The whole West Coast seems to be on fire.

By:  |  September 18, 2020  |    686 Words

California wildfire (Photo by David McNewGetty Images)

West Coast Wildfires

The West Coast seems to be on fire. Smoke hangs over California, Oregon, and Washington like a blanket. This is one of the worst fire seasons on record and firefighters have been called from all across the nation, and even from different countries, to help fight the wildfires.

Flights have been delayed or canceled because the smoke is so thick it is not safe to fly. The air quality is dangerous to breathe, and residents are asked to stay indoors, keep their windows and doors closed, and make sure pets are kept safe inside.

At least 27 people have already died because of the fires, and thousands have lost homes, properties, or businesses. In Northern California, more than 200 people had to be rescued after road access out of a popular mountain recreation area was cut off. Panicked vacationers were told to go to the water and stay in it until help could arrive.

Climate control activists insist these wildfires are a direct result of climate change while others blame the lack of forest maintenance. There are a lot of areas with dead trees that serve as fuel and help to quickly spread the flames.

The Mystery of the Rusty Moon

The Full Hunter's Moon Rises Behind EdgeNYC in New York City

(Photo by Gary Hershorn/Getty Images)

A lot of interest has been surrounding the moon lately. Scientists have found what appears to be rust on the moon – but why is it there? Water and Oxygen are needed to create the rust, and neither is supposed to be on the moon. Still, scientists have found what they think is hematite – a mineral formed when iron rusts.

“It’s very puzzling,” said Shuai Li, a geologist at the University of Hawaii. “The moon is a terrible environment for hematite to form in.” However, the moon still has many secrets to uncover and in 2018 water-ice was discovered on the moon’s polar regions when it was thought the planet did not have any water at all.

There are several theories for how rust ended up on the moon, but the one most believed by scientists is that the Earth has a large play in the formation. The surfaces of the moon that have the material are the ones that face our planet and scientists believe oxygen could be hitching a ride on Earth’s magnetotail to reach the moon’s surface. A magnetotail is a “particle-packed magnetic wake” that trails behind the Earth.

Meanwhile, NASA is continuing to work on making it possible for regular citizens to visit the moon. NASA has launched a new plan to collect moon dirt and pay private companies to go get it. NASA wants to collect up to 18 ounces of the material and will pay $15,000 to $25,000 for the deliveries.

639-Year Project

Sound change in Halberstadt

John Cage Organ Art Project a (Photo by Matthias Bein/picture alliance via Getty Images)

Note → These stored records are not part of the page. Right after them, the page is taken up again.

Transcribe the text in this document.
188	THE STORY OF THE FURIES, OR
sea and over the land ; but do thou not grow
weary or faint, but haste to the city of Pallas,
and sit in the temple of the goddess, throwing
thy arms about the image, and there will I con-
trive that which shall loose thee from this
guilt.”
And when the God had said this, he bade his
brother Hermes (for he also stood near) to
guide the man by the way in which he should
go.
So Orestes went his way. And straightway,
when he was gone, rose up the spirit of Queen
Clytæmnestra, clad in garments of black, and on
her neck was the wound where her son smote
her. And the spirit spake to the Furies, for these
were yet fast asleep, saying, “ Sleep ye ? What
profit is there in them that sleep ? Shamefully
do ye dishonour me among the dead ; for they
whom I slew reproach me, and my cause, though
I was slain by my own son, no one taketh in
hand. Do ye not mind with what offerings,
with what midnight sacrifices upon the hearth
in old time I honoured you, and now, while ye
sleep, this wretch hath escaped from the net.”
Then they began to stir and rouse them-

Do you like listening to music, going to concerts? How about being a part of one that lasts for 639 years? In honor of John Cage, a composer who believed there is music is silence and slowing down chords, the longest organ performance ever is happening. It’s supposed to last for 639 years. The Organ2/ASLSP (As Slow as Possible) performance happens only once every seven years. At the changing of the chords, a new sound is set on the organ to last for 2,527 days.

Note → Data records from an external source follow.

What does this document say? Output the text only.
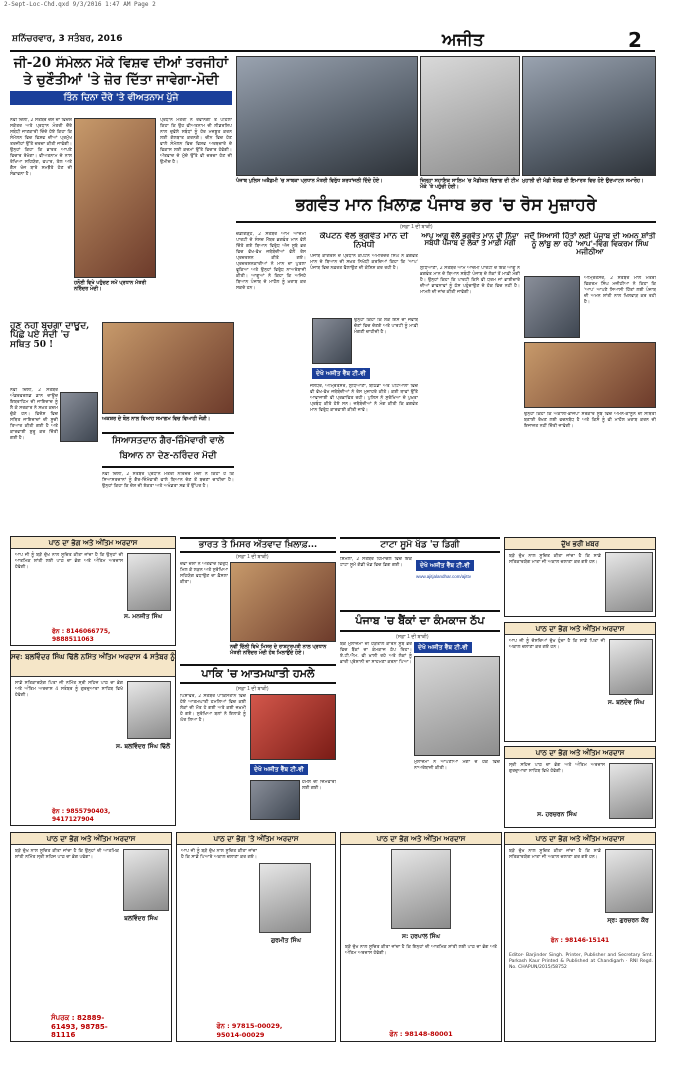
2-Sept-Loc-Chd.qxd 9/3/2016 1:47 AM Page 2
ਸ਼ਨਿੱਚਰਵਾਰ, 3 ਸਤੰਬਰ, 2016	ਅਜੀਤ	2
ਜੀ-20 ਸੰਮੇਲਨ ਮੌਕੇ ਵਿਸ਼ਵ ਦੀਆਂ ਤਰਜੀਹਾਂ
ਤੇ ਚੁਣੌਤੀਆਂ 'ਤੇ ਜ਼ੋਰ ਦਿੱਤਾ ਜਾਵੇਗਾ-ਮੋਦੀ
ਤਿੰਨ ਦਿਨਾ ਦੌਰੇ 'ਤੇ ਵੀਅਤਨਾਮ ਪੁੱਜੇ
ਨਵੀਂ ਦਿੱਲੀ, 2 ਸਤੰਬਰ ਦੇਸ਼ ਦਾ ਵਿਦੇਸ਼ ਸਕੱਤਰ ਅਤੇ ਪ੍ਰਧਾਨ ਮੰਤਰੀ ਦੌਰੇ ਸਬੰਧੀ ਜਾਣਕਾਰੀ ਦਿੰਦੇ ਹੋਏ ਕਿਹਾ ਕਿ ਸੰਮੇਲਨ ਵਿਚ ਵਿਸ਼ਵ ਦੀਆਂ ਪ੍ਰਮੁੱਖ ਤਰਜੀਹਾਂ ਉੱਤੇ ਚਰਚਾ ਕੀਤੀ ਜਾਵੇਗੀ। ਉਨ੍ਹਾਂ ਕਿਹਾ ਕਿ ਭਾਰਤ ਆਪਣੇ ਵਿਚਾਰ ਰੱਖੇਗਾ। ਵੀਅਤਨਾਮ ਦੇ ਨਾਲ ਰੱਖਿਆ ਸਹਿਯੋਗ, ਵਪਾਰ, ਤੇਲ ਅਤੇ ਗੈਸ ਖੋਜ ਬਾਰੇ ਸਮਝੌਤੇ ਹੋਣ ਦੀ ਸੰਭਾਵਨਾ ਹੈ।
ਹਨੋਈ ਵਿਖੇ ਪਹੁੰਚਣ ਸਮੇਂ ਪ੍ਰਧਾਨ ਮੰਤਰੀ ਨਰਿੰਦਰ ਮੋਦੀ।
ਪ੍ਰਧਾਨ ਮੰਤਰੀ ਨੇ ਰਵਾਨਗੀ ਤੋਂ ਪਹਿਲਾਂ ਕਿਹਾ ਕਿ ਉਹ ਵੀਅਤਨਾਮ ਦੀ ਲੀਡਰਸ਼ਿਪ ਨਾਲ ਦੁਵੱਲੇ ਸਬੰਧਾਂ ਨੂੰ ਹੋਰ ਮਜ਼ਬੂਤ ਕਰਨ ਲਈ ਗੱਲਬਾਤ ਕਰਨਗੇ। ਚੀਨ ਵਿਚ ਹੋਣ ਵਾਲੇ ਸੰਮੇਲਨ ਵਿਚ ਵਿਸ਼ਵ ਅਰਥਚਾਰੇ ਦੇ ਵਿਕਾਸ ਲਈ ਕਦਮਾਂ ਉੱਤੇ ਵਿਚਾਰ ਹੋਵੇਗੀ। ਅੱਤਵਾਦ ਦੇ ਮੁੱਦੇ ਉੱਤੇ ਵੀ ਚਰਚਾ ਹੋਣ ਦੀ ਉਮੀਦ ਹੈ।
ਹੁਣ ਨਹੀਂ ਬਚੇਗਾ ਦਾਊਦ, ਪਿੱਛੇ ਪਏ ਸੰਦੀ 'ਚ ਸਥਿਤ 50 !
ਨਵੀਂ ਦਿੱਲੀ, 2 ਸਤੰਬਰ ਅੰਡਰਵਰਲਡ ਡਾਨ ਦਾਊਦ ਇਬਰਾਹਿਮ ਦੀ ਜਾਇਦਾਦ ਨੂੰ ਲੈ ਕੇ ਸਰਕਾਰ ਨੇ ਸਖ਼ਤ ਕਦਮ ਚੁੱਕੇ ਹਨ। ਵਿਦੇਸ਼ ਵਿਚ ਸਥਿਤ ਜਾਇਦਾਦਾਂ ਦੀ ਸੂਚੀ ਤਿਆਰ ਕੀਤੀ ਗਈ ਹੈ ਅਤੇ ਕਾਰਵਾਈ ਸ਼ੁਰੂ ਕਰ ਦਿੱਤੀ ਗਈ ਹੈ।
ਅਕਸ਼ਰ ਦੇ ਬੋਲ ਨਾਲ ਵਿਆਹ ਸਮਾਗਮ ਵਿਚ ਵਿਆਹੀ ਜੋੜੀ।
ਸਿਆਸਤਦਾਨ ਗੈਰ-ਜ਼ਿੰਮੇਵਾਰੀ ਵਾਲੇ ਬਿਆਨ ਨਾ ਦੇਣ-ਨਰਿੰਦਰ ਮੋਦੀ
ਨਵੀਂ ਦਿੱਲੀ, 2 ਸਤੰਬਰ ਪ੍ਰਧਾਨ ਮੰਤਰੀ ਨਰਿੰਦਰ ਮੋਦੀ ਨੇ ਕਿਹਾ ਹੈ ਕਿ ਸਿਆਸਤਦਾਨਾਂ ਨੂੰ ਗੈਰ-ਜ਼ਿੰਮੇਵਾਰੀ ਵਾਲੇ ਬਿਆਨ ਦੇਣ ਤੋਂ ਬਚਣਾ ਚਾਹੀਦਾ ਹੈ। ਉਨ੍ਹਾਂ ਕਿਹਾ ਕਿ ਦੇਸ਼ ਦੀ ਏਕਤਾ ਅਤੇ ਅਖੰਡਤਾ ਸਭ ਤੋਂ ਉੱਪਰ ਹੈ।
ਪੰਜਾਬ ਪੁਲਿਸ ਅਕੈਡਮੀ 'ਚ ਸਾਬਕਾ ਪ੍ਰਧਾਨ ਮੰਤਰੀ ਵਿਰੁੱਧ ਸ਼ਰਧਾਂਜਲੀ ਦਿੰਦੇ ਹੋਏ।	ਜ਼ਿਲ੍ਹਾ ਸਹਾਇਕ ਸਾਲਿਮ 'ਚ ਮੈਡੀਕਲ ਵਿਭਾਗ ਦੀ ਟੀਮ ਮੌਕੇ 'ਤੇ ਪਹੁੰਚੀ ਹੋਈ।
ਮੁਹਾਲੀ ਦੀ ਮੰਡੀ ਬੋਰਡ ਦੀ ਇਮਾਰਤ ਵਿਚ ਹੋਏ ਉਦਘਾਟਨ ਸਮਾਰੋਹ।
ਭਗਵੰਤ ਮਾਨ ਖ਼ਿਲਾਫ਼ ਪੰਜਾਬ ਭਰ 'ਚ ਰੋਸ ਮੁਜ਼ਾਹਰੇ
(ਸਫ਼ਾ 1 ਦੀ ਬਾਕੀ)
ਚੰਡੀਗੜ੍ਹ, 2 ਸਤੰਬਰ ਆਮ ਆਦਮੀ ਪਾਰਟੀ ਦੇ ਸੰਸਦ ਮੈਂਬਰ ਭਗਵੰਤ ਮਾਨ ਵੱਲੋਂ ਦਿੱਤੇ ਗਏ ਬਿਆਨ ਵਿਰੁੱਧ ਅੱਜ ਸੂਬੇ ਭਰ ਵਿਚ ਵੱਖ-ਵੱਖ ਜਥੇਬੰਦੀਆਂ ਵੱਲੋਂ ਰੋਸ ਪ੍ਰਦਰਸ਼ਨ ਕੀਤੇ ਗਏ। ਪ੍ਰਦਰਸ਼ਨਕਾਰੀਆਂ ਨੇ ਮਾਨ ਦਾ ਪੁਤਲਾ ਫੂਕਿਆ ਅਤੇ ਉਨ੍ਹਾਂ ਵਿਰੁੱਧ ਨਾਅਰੇਬਾਜ਼ੀ ਕੀਤੀ। ਆਗੂਆਂ ਨੇ ਕਿਹਾ ਕਿ ਅਜਿਹੇ ਬਿਆਨ ਪੰਜਾਬ ਦੇ ਮਾਹੌਲ ਨੂੰ ਖ਼ਰਾਬ ਕਰ ਸਕਦੇ ਹਨ।
ਕੈਪਟਨ ਵੱਲੋਂ ਭਗਵੰਤ ਮਾਨ ਦੀ ਨਿਖੇਧੀ
ਪੰਜਾਬ ਕਾਂਗਰਸ ਦੇ ਪ੍ਰਧਾਨ ਕੈਪਟਨ ਅਮਰਿੰਦਰ ਸਿੰਘ ਨੇ ਭਗਵੰਤ ਮਾਨ ਦੇ ਬਿਆਨ ਦੀ ਸਖ਼ਤ ਨਿਖੇਧੀ ਕਰਦਿਆਂ ਕਿਹਾ ਕਿ 'ਆਪ' ਪੰਜਾਬ ਵਿਚ ਨਫ਼ਰਤ ਫੈਲਾਉਣ ਦੀ ਕੋਸ਼ਿਸ਼ ਕਰ ਰਹੀ ਹੈ।
ਉਨ੍ਹਾਂ ਕਿਹਾ ਕਿ ਲੋਕ ਇਸ ਦਾ ਜਵਾਬ ਚੋਣਾਂ ਵਿਚ ਦੇਣਗੇ ਅਤੇ ਪਾਰਟੀ ਨੂੰ ਮਾਫ਼ੀ ਮੰਗਣੀ ਚਾਹੀਦੀ ਹੈ।
ਦੇਖੋ ਅਜੀਤ ਵੈੱਬ ਟੀ.ਵੀ
ਜਲੰਧਰ, ਅੰਮ੍ਰਿਤਸਰ, ਲੁਧਿਆਣਾ, ਬਠਿੰਡਾ ਅਤੇ ਪਟਿਆਲਾ ਵਿਚ ਵੀ ਵੱਖ-ਵੱਖ ਜਥੇਬੰਦੀਆਂ ਨੇ ਰੋਸ ਮੁਜ਼ਾਹਰੇ ਕੀਤੇ। ਕਈ ਥਾਵਾਂ ਉੱਤੇ ਆਵਾਜਾਈ ਵੀ ਪ੍ਰਭਾਵਿਤ ਰਹੀ। ਪੁਲਿਸ ਨੇ ਸੁਰੱਖਿਆ ਦੇ ਪੁਖ਼ਤਾ ਪ੍ਰਬੰਧ ਕੀਤੇ ਹੋਏ ਸਨ। ਜਥੇਬੰਦੀਆਂ ਨੇ ਮੰਗ ਕੀਤੀ ਕਿ ਭਗਵੰਤ ਮਾਨ ਵਿਰੁੱਧ ਕਾਰਵਾਈ ਕੀਤੀ ਜਾਵੇ।
ਆਪ ਆਗੂ ਵੱਲੋਂ ਭਗਵੰਤ ਮਾਨ ਦੀ ਨਿੰਦਾ ਸਬੰਧੀ ਪੰਜਾਬ ਦੇ ਲੋਕਾਂ ਤੋਂ ਮਾਫ਼ੀ ਮੰਗੀ
ਲੁਧਿਆਣਾ, 2 ਸਤੰਬਰ ਆਮ ਆਦਮੀ ਪਾਰਟੀ ਦੇ ਇਕ ਆਗੂ ਨੇ ਭਗਵੰਤ ਮਾਨ ਦੇ ਬਿਆਨ ਸਬੰਧੀ ਪੰਜਾਬ ਦੇ ਲੋਕਾਂ ਤੋਂ ਮਾਫ਼ੀ ਮੰਗੀ ਹੈ। ਉਨ੍ਹਾਂ ਕਿਹਾ ਕਿ ਪਾਰਟੀ ਕਿਸੇ ਵੀ ਧਰਮ ਜਾਂ ਭਾਈਚਾਰੇ ਦੀਆਂ ਭਾਵਨਾਵਾਂ ਨੂੰ ਠੇਸ ਪਹੁੰਚਾਉਣ ਦੇ ਹੱਕ ਵਿਚ ਨਹੀਂ ਹੈ। ਮਾਮਲੇ ਦੀ ਜਾਂਚ ਕੀਤੀ ਜਾਵੇਗੀ।
ਜਦੋਂ ਸਿਆਸੀ ਹਿੱਤਾਂ ਲਈ ਪੰਜਾਬ ਦੀ ਅਮਨ ਸ਼ਾਂਤੀ ਨੂੰ ਲਾਂਬੂ ਲਾ ਰਹੇ 'ਆਪ'-ਵਿੰਗ ਵਿਕਰਮ ਸਿੰਘ ਮਜੀਠੀਆ
ਅੰਮ੍ਰਿਤਸਰ, 2 ਸਤੰਬਰ ਮਾਲ ਮੰਤਰੀ ਵਿਕਰਮ ਸਿੰਘ ਮਜੀਠੀਆ ਨੇ ਕਿਹਾ ਕਿ 'ਆਪ' ਆਪਣੇ ਸਿਆਸੀ ਹਿੱਤਾਂ ਲਈ ਪੰਜਾਬ ਦੀ ਅਮਨ ਸ਼ਾਂਤੀ ਨਾਲ ਖਿਲਵਾੜ ਕਰ ਰਹੀ ਹੈ।
ਉਨ੍ਹਾਂ ਕਿਹਾ ਕਿ ਅਕਾਲੀ-ਭਾਜਪਾ ਸਰਕਾਰ ਸੂਬੇ ਵਿਚ ਅਮਨ-ਕਾਨੂੰਨ ਦੀ ਸਥਿਤੀ ਬਣਾਈ ਰੱਖਣ ਲਈ ਵਚਨਬੱਧ ਹੈ ਅਤੇ ਕਿਸੇ ਨੂੰ ਵੀ ਮਾਹੌਲ ਖ਼ਰਾਬ ਕਰਨ ਦੀ ਇਜਾਜ਼ਤ ਨਹੀਂ ਦਿੱਤੀ ਜਾਵੇਗੀ।
ਭਾਰਤ ਤੇ ਮਿਸਰ ਅੱਤਵਾਦ ਖ਼ਿਲਾਫ਼...
(ਸਫ਼ਾ 1 ਦੀ ਬਾਕੀ)
ਦੋਵਾਂ ਦੇਸ਼ਾਂ ਨੇ ਅੱਤਵਾਦ ਵਿਰੁੱਧ ਮਿਲ ਕੇ ਲੜਨ ਅਤੇ ਸੁਰੱਖਿਆ ਸਹਿਯੋਗ ਵਧਾਉਣ ਦਾ ਫ਼ੈਸਲਾ ਕੀਤਾ।
ਨਵੀਂ ਦਿੱਲੀ ਵਿਖੇ ਮਿਸਰ ਦੇ ਰਾਸ਼ਟਰਪਤੀ ਨਾਲ ਪ੍ਰਧਾਨ ਮੰਤਰੀ ਨਰਿੰਦਰ ਮੋਦੀ ਹੱਥ ਮਿਲਾਉਂਦੇ ਹੋਏ।
ਪਾਕਿ 'ਚ ਆਤਮਘਾਤੀ ਹਮਲੇ
(ਸਫ਼ਾ 1 ਦੀ ਬਾਕੀ)
ਪਿਸ਼ਾਵਰ, 2 ਸਤੰਬਰ ਪਾਕਿਸਤਾਨ ਵਿਚ ਹੋਏ ਆਤਮਘਾਤੀ ਹਮਲਿਆਂ ਵਿਚ ਕਈ ਲੋਕਾਂ ਦੀ ਮੌਤ ਹੋ ਗਈ ਅਤੇ ਕਈ ਜ਼ਖ਼ਮੀ ਹੋ ਗਏ। ਸੁਰੱਖਿਆ ਬਲਾਂ ਨੇ ਇਲਾਕੇ ਨੂੰ ਘੇਰ ਲਿਆ ਹੈ।
ਦੇਖੋ ਅਜੀਤ ਵੈੱਬ ਟੀ.ਵੀ
ਹਮਲੇ ਦੀ ਜ਼ਿੰਮੇਵਾਰੀ ਲਈ ਗਈ।
ਟਾਟਾ ਸੂਮੋ ਖੱਡ 'ਚ ਡਿਗੀ
ਸ਼ਿਮਲਾ, 2 ਸਤੰਬਰ ਹਿਮਾਚਲ ਵਿਚ ਇਕ ਟਾਟਾ ਸੂਮੋ ਗੱਡੀ ਖੱਡ ਵਿਚ ਡਿਗ ਗਈ।	ਦੇਖੋ ਅਜੀਤ ਵੈੱਬ ਟੀ.ਵੀ
www.ajitjalandhar.com/ajittv
ਪੰਜਾਬ 'ਚ ਬੈਂਕਾਂ ਦਾ ਕੰਮਕਾਜ ਠੱਪ
(ਸਫ਼ਾ 1 ਦੀ ਬਾਕੀ)
ਬੈਂਕ ਮੁਲਾਜ਼ਮਾਂ ਦੀ ਹੜਤਾਲ ਕਾਰਨ ਸੂਬੇ ਭਰ ਵਿਚ ਬੈਂਕਾਂ ਦਾ ਕੰਮਕਾਜ ਠੱਪ ਰਿਹਾ। ਏ.ਟੀ.ਐਮ. ਵੀ ਖ਼ਾਲੀ ਰਹੇ ਅਤੇ ਲੋਕਾਂ ਨੂੰ ਭਾਰੀ ਪ੍ਰੇਸ਼ਾਨੀ ਦਾ ਸਾਹਮਣਾ ਕਰਨਾ ਪਿਆ।
ਦੇਖੋ ਅਜੀਤ ਵੈੱਬ ਟੀ.ਵੀ
ਮੁਲਾਜ਼ਮਾਂ ਨੇ ਆਪਣੀਆਂ ਮੰਗਾਂ ਦੇ ਹੱਕ ਵਿਚ ਨਾਅਰੇਬਾਜ਼ੀ ਕੀਤੀ।
ਦੁੱਖ ਭਰੀ ਖ਼ਬਰ
ਬੜੇ ਦੁੱਖ ਨਾਲ ਸੂਚਿਤ ਕੀਤਾ ਜਾਂਦਾ ਹੈ ਕਿ ਸਾਡੇ ਸਤਿਕਾਰਯੋਗ ਮਾਤਾ ਜੀ ਅਕਾਲ ਚਲਾਣਾ ਕਰ ਗਏ ਹਨ।
ਪਾਠ ਦਾ ਭੋਗ ਅਤੇ ਅੰਤਿਮ ਅਰਦਾਸ
ਆਪ ਜੀ ਨੂੰ ਬੜੇ ਦੁੱਖ ਨਾਲ ਸੂਚਿਤ ਕੀਤਾ ਜਾਂਦਾ ਹੈ ਕਿ ਉਨ੍ਹਾਂ ਦੀ ਆਤਮਿਕ ਸ਼ਾਂਤੀ ਲਈ ਪਾਠ ਦਾ ਭੋਗ ਅਤੇ ਅੰਤਿਮ ਅਰਦਾਸ ਹੋਵੇਗੀ।
ਸ. ਮਨਜੀਤ ਸਿੰਘ
ਫੋਨ : 8146066775, 9888511063
ਸਵ: ਬਲਵਿੰਦਰ ਸਿੰਘ ਢਿੱਲੋਂ ਨਮਿੱਤ ਅੰਤਿਮ ਅਰਦਾਸ 4 ਸਤੰਬਰ ਨੂੰ
ਸਾਡੇ ਸਤਿਕਾਰਯੋਗ ਪਿਤਾ ਜੀ ਨਮਿੱਤ ਸ੍ਰੀ ਸਹਿਜ ਪਾਠ ਦਾ ਭੋਗ ਅਤੇ ਅੰਤਿਮ ਅਰਦਾਸ 4 ਸਤੰਬਰ ਨੂੰ ਗੁਰਦੁਆਰਾ ਸਾਹਿਬ ਵਿਖੇ ਹੋਵੇਗੀ।
ਸ. ਬਲਵਿੰਦਰ ਸਿੰਘ ਢਿੱਲੋਂ
ਫੋਨ : 9855790403, 9417127904
ਪਾਠ ਦਾ ਭੋਗ ਅਤੇ ਅੰਤਿਮ ਅਰਦਾਸ
ਬੜੇ ਦੁੱਖ ਨਾਲ ਸੂਚਿਤ ਕੀਤਾ ਜਾਂਦਾ ਹੈ ਕਿ ਉਨ੍ਹਾਂ ਦੀ ਆਤਮਿਕ ਸ਼ਾਂਤੀ ਨਮਿੱਤ ਸ੍ਰੀ ਸਹਿਜ ਪਾਠ ਦਾ ਭੋਗ ਪਵੇਗਾ।
ਬਲਵਿੰਦਰ ਸਿੰਘ
ਸੰਪਰਕ : 82889-61493, 98785-81116
ਪਾਠ ਦਾ ਭੋਗ 'ਤੇ ਅੰਤਿਮ ਅਰਦਾਸ
ਆਪ ਜੀ ਨੂੰ ਬੜੇ ਦੁੱਖ ਨਾਲ ਸੂਚਿਤ ਕੀਤਾ ਜਾਂਦਾ ਹੈ ਕਿ ਸਾਡੇ ਪਿਆਰੇ ਅਕਾਲ ਚਲਾਣਾ ਕਰ ਗਏ।
ਗੁਰਮੀਤ ਸਿੰਘ
ਫੋਨ : 97815-00029, 95014-00029
ਪਾਠ ਦਾ ਭੋਗ ਅਤੇ ਅੰਤਿਮ ਅਰਦਾਸ
ਸ: ਹਰਪਾਲ ਸਿੰਘ
ਬੜੇ ਦੁੱਖ ਨਾਲ ਸੂਚਿਤ ਕੀਤਾ ਜਾਂਦਾ ਹੈ ਕਿ ਇਨ੍ਹਾਂ ਦੀ ਆਤਮਿਕ ਸ਼ਾਂਤੀ ਲਈ ਪਾਠ ਦਾ ਭੋਗ ਅਤੇ ਅੰਤਿਮ ਅਰਦਾਸ ਹੋਵੇਗੀ।
ਫੋਨ : 98148-80001
ਪਾਠ ਦਾ ਭੋਗ ਅਤੇ ਅੰਤਿਮ ਅਰਦਾਸ
ਆਪ ਜੀ ਨੂੰ ਦੱਸਦਿਆਂ ਦੁੱਖ ਹੁੰਦਾ ਹੈ ਕਿ ਸਾਡੇ ਪਿਤਾ ਜੀ ਅਕਾਲ ਚਲਾਣਾ ਕਰ ਗਏ ਹਨ।
ਸ. ਬਲਦੇਵ ਸਿੰਘ
ਪਾਠ ਦਾ ਭੋਗ ਅਤੇ ਅੰਤਿਮ ਅਰਦਾਸ
ਸ੍ਰੀ ਸਹਿਜ ਪਾਠ ਦਾ ਭੋਗ ਅਤੇ ਅੰਤਿਮ ਅਰਦਾਸ ਗੁਰਦੁਆਰਾ ਸਾਹਿਬ ਵਿਖੇ ਹੋਵੇਗੀ।
ਸ. ਹਰਚਰਨ ਸਿੰਘ
ਪਾਠ ਦਾ ਭੋਗ ਅਤੇ ਅੰਤਿਮ ਅਰਦਾਸ
ਬੜੇ ਦੁੱਖ ਨਾਲ ਸੂਚਿਤ ਕੀਤਾ ਜਾਂਦਾ ਹੈ ਕਿ ਸਾਡੇ ਸਤਿਕਾਰਯੋਗ ਮਾਤਾ ਜੀ ਅਕਾਲ ਚਲਾਣਾ ਕਰ ਗਏ ਹਨ।
ਸ੍ਰ: ਗੁਰਚਰਨ ਕੌਰ
ਫੋਨ : 98146-15141
Editor- Barjinder Singh. Printer, Publisher and Secretary Smt. Parkash Kaur Printed & Published at Chandigarh · RNI Regd. No. CHAPUN/2015/58752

The event draws thousands of people to the small church in Germany who want to observe the performance. Oct. 5, 2013 was the last time the notes were changed and about 1,500 people showed up. This time because of Coronavirus, the number of attendees will be limited and others can watch on video.

In 1985, Cage composed ASLSP. In 1987, he adapted the composition into an organ version. As Slow as Possible performances were meant to be played as slow as possible, and sessions lasted between 20 to 70 minutes because Cage never specified exactly how slow the piece should be played. This composition is what inspired musicians to come together and honor Cage a few years after his death with the six-century-long performance.